Penikmat “Video Streaming” di Indonesia Tak Masalahkan Iklan
Mendalami hasil riset Brightcove tentang tren pengguna layanan OTT di Asia
Era internet menghadirkan beragam cara baru bagi pengguna dalam mengakses hiburan. Salah satunya melalui layanan over-the-top (OTT) yang saat ini penetrasinya terus dimaksimalkan, baik oleh perusahaan lokal maupun global. Bentuk layanannya beragam, yang paling populer video on-demand (VOD), menyajikan tontonan gratis dan premium yang bisa dinikmati di berbagai perangkat.
Untuk memvalidasi kembali preferensi konsumen terhadap layanan OTT, Brightcove bekerja sama dengan Evergent dan SpotX melakukan riset bertajuk "The 2019 Asia OTT Research Report". Indonesia menjadi satu dari 9 negara yang menjadi objek penelitian – karena dianggap cukup merepresentasikan karakteristik pangsa pasar di Asia; melibatkan sekitar 1000 responden.
Konten dan iklan
Terdapat beberapa temuan menarik yang didapat dalam survei, salah satunya mengenai alasan pengguna menggunakan lebih dari satu platform. Sebagian besar beralasan menginginkan konten yang lebih banyak dan konten yang lebih spesifik –biasanya layanan VOD punya konten khusus yang hanya tayang di platformnya.

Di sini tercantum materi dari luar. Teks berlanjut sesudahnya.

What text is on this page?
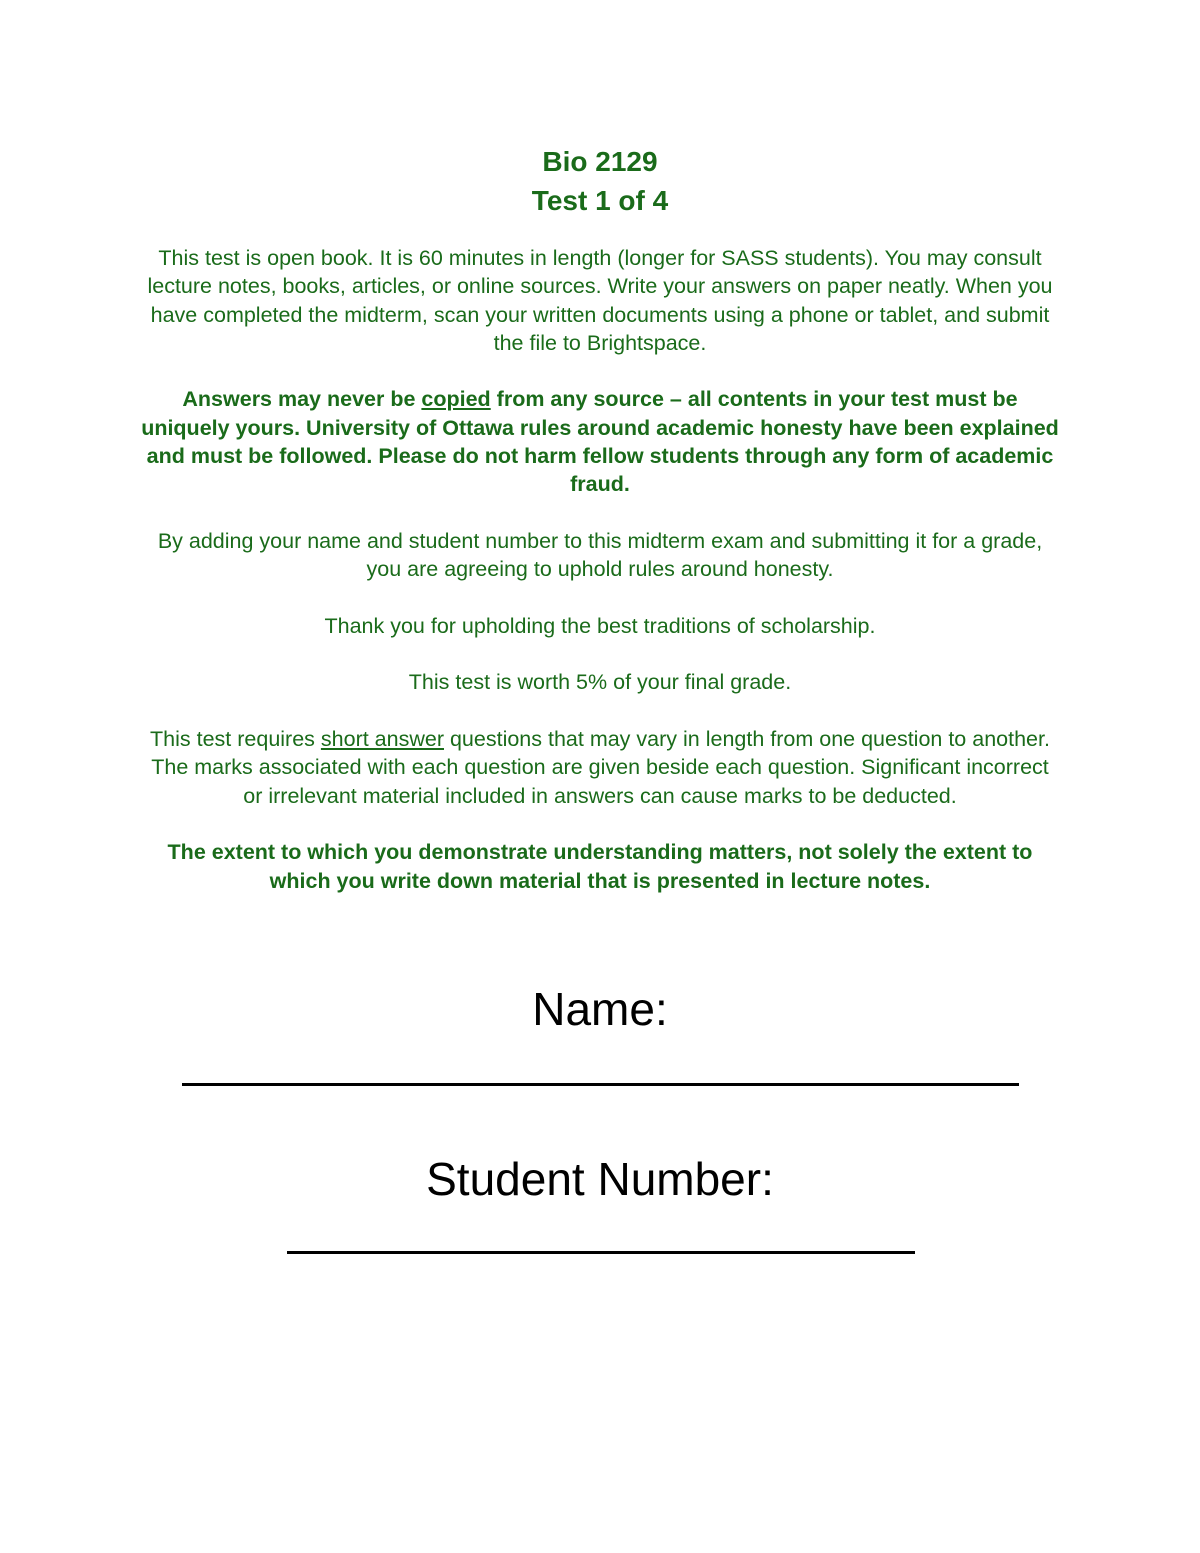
Bio 2129
Test 1 of 4

This test is open book. It is 60 minutes in length (longer for SASS students). You may consult lecture notes, books, articles, or online sources. Write your answers on paper neatly. When you have completed the midterm, scan your written documents using a phone or tablet, and submit the file to Brightspace.

Answers may never be copied from any source – all contents in your test must be uniquely yours. University of Ottawa rules around academic honesty have been explained and must be followed. Please do not harm fellow students through any form of academic fraud.

By adding your name and student number to this midterm exam and submitting it for a grade, you are agreeing to uphold rules around honesty.

Thank you for upholding the best traditions of scholarship.

This test is worth 5% of your final grade.

This test requires short answer questions that may vary in length from one question to another. The marks associated with each question are given beside each question. Significant incorrect or irrelevant material included in answers can cause marks to be deducted.

The extent to which you demonstrate understanding matters, not solely the extent to which you write down material that is presented in lecture notes.

Name:
Student Number:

Beberapa lainnya berpendapat, layanan OTT tergolong lebih hemat ketimbang opsi lainnya, misalnya televisi berbayar. Persentase tersebut nyaris mirip di banyak negara yang masuk dalam target survei.

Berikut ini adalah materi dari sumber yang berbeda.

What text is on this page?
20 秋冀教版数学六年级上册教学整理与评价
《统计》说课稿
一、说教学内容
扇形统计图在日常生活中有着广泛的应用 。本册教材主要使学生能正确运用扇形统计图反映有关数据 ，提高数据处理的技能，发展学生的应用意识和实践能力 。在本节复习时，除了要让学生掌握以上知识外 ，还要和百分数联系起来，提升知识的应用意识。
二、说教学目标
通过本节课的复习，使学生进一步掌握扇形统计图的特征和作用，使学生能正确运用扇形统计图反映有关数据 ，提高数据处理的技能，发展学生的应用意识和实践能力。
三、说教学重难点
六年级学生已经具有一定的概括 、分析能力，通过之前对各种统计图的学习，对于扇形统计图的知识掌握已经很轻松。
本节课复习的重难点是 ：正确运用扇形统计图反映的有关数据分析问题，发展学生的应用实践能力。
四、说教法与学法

Mekanisme pembayaran langganan juga menjadi bagian pertanyaan dalam survei. Untuk responden di Indonesia, 31% memilih mengakses konten gratis dengan banyak iklan dan 17% memilih membayar lebih murah kendati harus menyaksikan iklan dengan intensitas yang lebih kecil. Artinya pengguna tidak mempermasalahkan adanya sisipan iklan di tiap konten yang diputar, alih-alih melakukan upgrade untuk menghilangkannya.
Lantas bagaimana efektivitas iklan yang dibubuhkan pada konten VOD? Untuk pengguna di Indonesia 43% responden mengatakan mungkin mereka akan tertarik dengan merek tersebut. Sisanya 26% lainnya akan tertarik dan 19% mengaku tidak akan tertarik.
Terkait paket premium yang diminati pengguna, mengambil nilai rata-rata harga yang dianggap ideal antara Rp10.000-Rp50.000.
Menggaet pengguna baru lebih menantang
Dalam riset juga ditangkap tren terkait kemauan orang untuk berlangganan. Sebanyak 54% responden dari Indonesia yang pernah berlangganan VOD sebelumnya mengaku tertarik untuk berlangganan lagi untuk waktu mendatang. Sementara hanya 37% dari responden yang sebelumnya tidak pernah berlangganan yang menyatakan tertarik untuk mencoba berlangganan paket premium dari VOD.
Menurut pengguna, layanan OTT yang diharapkan mampu untuk menyajikan konten yang bisa dinikmati secara offline (39%), multi-perangkat (33%), dan tidak terlalu memakan banyak paket data ketika streaming (32%).
Layanan OTT favorit
Sebelumnya DailySocial pernah menerbitkan hasil riset bertajuk "Video on Demand Survey 2017". Dari hasil survei yang dilakukan, ketahui Hooq (48,30%) menjadi layanan VOD yang paling banyak digunakan. Disusul Netflix (24,93%), Viu (25,02%) dan iFlix (24,35%).
Lalu di tahun 2018 DailySocial, juga merilis sebuah laporan terkait survei layanan OTT, khususnya untuk music streaming. Untuk layanan musik berlangganan, Joox (70,37%) jadi yang terfavorit. Disusul Spotify (47,70%), Langit Musik (28,51%) dan SoundCloud (19,75%).